While the GSQ, DCDQ and AQ have all been validated in terms of their reliability and construct validity, there are notable weaknesses. In particular, the GSQ modality subscales have shown relatively low reliability in some studies [16, 24, 26]. However, the current study found good subscale reliabilities (Table 1), strengthening our interpretations. The GSQ modality subscales quantify a mixture of symptoms, comprising sensory sensitivity, sensory seeking, and sensory under-responsivity. It will be necessary to study each domain in greater detail to fully understand the roles and mechanisms or different types of sensory symptoms. The current study suggests relevant modalities for such studies. Another limitation is that we recruited female caregivers exclusively via the Prolific platform, causing a sampling bias. The size and nature of this bias is largely unknown since we did not ask for detailed socio-economic information. While we could reach more diverse populations than our local environment provides, there is relatively low ethnic diversity on Prolific, favoring white people residing in the US or UK [49, 50]. Our sample was dominated by parents from the UK, limiting generalizability.

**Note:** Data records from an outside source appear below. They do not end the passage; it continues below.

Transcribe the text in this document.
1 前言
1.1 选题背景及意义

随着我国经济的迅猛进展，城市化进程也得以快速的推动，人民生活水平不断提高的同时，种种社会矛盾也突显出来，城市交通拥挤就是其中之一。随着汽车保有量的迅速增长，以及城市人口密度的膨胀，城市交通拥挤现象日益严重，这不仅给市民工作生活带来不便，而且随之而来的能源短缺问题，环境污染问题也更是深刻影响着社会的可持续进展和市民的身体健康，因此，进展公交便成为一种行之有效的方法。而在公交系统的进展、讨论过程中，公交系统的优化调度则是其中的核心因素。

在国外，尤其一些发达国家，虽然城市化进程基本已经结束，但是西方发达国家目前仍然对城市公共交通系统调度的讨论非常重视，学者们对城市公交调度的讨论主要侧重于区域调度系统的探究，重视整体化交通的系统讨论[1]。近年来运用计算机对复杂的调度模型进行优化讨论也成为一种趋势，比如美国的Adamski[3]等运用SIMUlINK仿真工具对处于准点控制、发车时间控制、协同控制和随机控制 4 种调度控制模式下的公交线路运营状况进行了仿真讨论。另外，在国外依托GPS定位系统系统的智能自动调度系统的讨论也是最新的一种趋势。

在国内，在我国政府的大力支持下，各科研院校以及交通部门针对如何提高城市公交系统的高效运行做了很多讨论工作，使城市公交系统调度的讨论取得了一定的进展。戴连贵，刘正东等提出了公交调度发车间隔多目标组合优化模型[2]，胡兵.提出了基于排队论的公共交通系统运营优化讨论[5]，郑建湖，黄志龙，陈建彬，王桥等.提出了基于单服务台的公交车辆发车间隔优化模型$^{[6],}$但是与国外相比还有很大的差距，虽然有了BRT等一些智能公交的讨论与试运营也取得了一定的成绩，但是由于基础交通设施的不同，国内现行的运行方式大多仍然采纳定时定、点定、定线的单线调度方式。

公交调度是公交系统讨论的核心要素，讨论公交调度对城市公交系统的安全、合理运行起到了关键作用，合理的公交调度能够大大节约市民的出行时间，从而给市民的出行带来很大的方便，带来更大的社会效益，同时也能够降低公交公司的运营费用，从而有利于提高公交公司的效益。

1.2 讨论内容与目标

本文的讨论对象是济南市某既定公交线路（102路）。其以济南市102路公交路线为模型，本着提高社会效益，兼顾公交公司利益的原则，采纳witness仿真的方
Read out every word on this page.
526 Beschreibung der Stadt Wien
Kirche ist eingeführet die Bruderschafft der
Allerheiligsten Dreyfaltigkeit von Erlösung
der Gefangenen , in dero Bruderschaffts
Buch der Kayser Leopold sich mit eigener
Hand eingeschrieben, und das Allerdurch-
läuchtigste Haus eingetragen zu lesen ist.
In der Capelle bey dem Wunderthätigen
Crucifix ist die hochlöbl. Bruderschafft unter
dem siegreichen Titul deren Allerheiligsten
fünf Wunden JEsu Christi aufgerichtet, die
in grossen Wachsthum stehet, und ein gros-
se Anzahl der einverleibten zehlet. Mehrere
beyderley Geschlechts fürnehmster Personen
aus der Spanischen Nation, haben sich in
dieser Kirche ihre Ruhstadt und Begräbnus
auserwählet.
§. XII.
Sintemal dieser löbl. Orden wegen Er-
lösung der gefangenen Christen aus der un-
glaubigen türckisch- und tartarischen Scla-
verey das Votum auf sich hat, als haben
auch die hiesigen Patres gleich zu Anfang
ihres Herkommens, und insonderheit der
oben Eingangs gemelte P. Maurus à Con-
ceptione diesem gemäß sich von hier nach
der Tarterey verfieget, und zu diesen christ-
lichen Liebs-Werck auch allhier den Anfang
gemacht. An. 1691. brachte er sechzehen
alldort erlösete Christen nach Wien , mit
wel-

13% of the children were diagnosed as autistic, and 21% had AQ scores above a suggested screening threshold of 76 points (Table 2). This relatively low proportion of autistic individuals (compared with study designs that aim to balance the groups), together with the lack of clinical evaluation, limits the utility of group comparisons. Our focus of the study was instead the dimensional nature of the broader autistic phenotype, and we used an approach that is most relevant to polygenic forms of autism. We acknowledge that QATs are not synonymous to ASCs [51] and suggest that the results are applicable to the populations as a whole, with likely relevance to clinical ASCs. We also did not quantify levels of functioning or need for support, beyond diagnosed conditions. This limits our knowledge of the sample and therefore the possibility to make clinical interpretations.

Conclusions

This study, together with our previous report [26], have established the following specific dimensional associations between classical QATs and sensory symptoms: (1) Social and Tactile, (2) Communicative and Proprioceptive, and (3) Rigid and Auditory. The sensory symptoms most predictive of high anxiety were in the auditory and olfactory domains. The study further suggests that symptoms of developmental coordination disorder are highly linearly correlated with classical QATs, but less likely to be associated with anxiety. We suggest that differences in auditory and olfactory processing may be especially relevant for intervention studies, as potential contributors to – and/or consequences of – poor mental health in children with high levels of QATs.